The answer is really quite simple. Because I write about all kinds of people and like all kinds of people (not every person, mind you, but many diverse ones). I would no more go back and edit that book to make it about a heterosexual couple than I’d erase my lesbian great aunt or cousin or my gay friends out of my personal history.
If you want a more complex answer, when I started writing natural disaster thrillers, all set in the US, I thought it would be fun to celebrate one of the great things about America: its diverse population. So I jotted down a list of disasters, the different states where I’d set them, and many sorts of people I wanted to pretend to be for the course of writing the novel and thought I could fake being believably. (For that is a great joy of writing, to imagine being in someone else’s shoes for a few months.)
It isn't just pride about my nation's diversity that makes me write about people who reflect the reality of life here. I sometimes think about homophobia. I knew there were pockets of anti-gay sentiment out there, bizarre as I find that, and I wanted to explore how that might be exaggerated in the face of a natural disaster in one of my books. I didn't know which novel at first, but it was on my list of interesting events to put into a novel.

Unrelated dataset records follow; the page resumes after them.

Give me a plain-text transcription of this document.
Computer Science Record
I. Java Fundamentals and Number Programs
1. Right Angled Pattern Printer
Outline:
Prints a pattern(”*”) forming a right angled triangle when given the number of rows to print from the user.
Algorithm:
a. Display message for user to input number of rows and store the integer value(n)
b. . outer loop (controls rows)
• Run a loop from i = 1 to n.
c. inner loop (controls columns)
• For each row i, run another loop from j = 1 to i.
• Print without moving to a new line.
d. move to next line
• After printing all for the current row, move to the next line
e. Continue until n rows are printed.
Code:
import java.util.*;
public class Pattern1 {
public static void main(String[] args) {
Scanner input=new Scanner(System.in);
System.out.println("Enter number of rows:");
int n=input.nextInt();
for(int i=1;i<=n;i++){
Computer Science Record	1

Most writers who feel as I feel put a gay character into the background of a novel. Some don’t even mention in the text he’s gay but feel pride that they know he is in their heart of hearts. And good for them. I now suspect they’re smarter businesspeople than I.
As I began outlining Quake, I had just binged-listened to the movie-review podcast Linoleum Knife, and hearing Alonso and his husband Dave bickering made me laugh--and occasionally cringe--and when I sat down to type “Chapter 1” of that novel's outline, I started with a bickering married male couple. (In no other ways are those characters the two film reviewers, though, whom I've never met and likely never will. Not even the topic of the bickering is the same.) And beyond that, I just wrote the book. I didn't realize that it would be a problem for people smart enough to read novels, particularly science-based thrillers. (Seems naive of me, in retrospect.)
Don't want to read it? That's fine. I read what I like, and you read what you like. And hooray for the differences between us and our tastes. But will I change the novel or avoid writing another gay character in the future because I'd make more money or have better overall ratings at Amazon or never have to open another hateful ranting email if I did avoid it? No. No. A thousand times no.
Because there are some costs that are far greater to me than these.
“Our lives begin to end the day we become silent about things that matter.” -- Dr. Martin Luther KingEnding homophobia matters.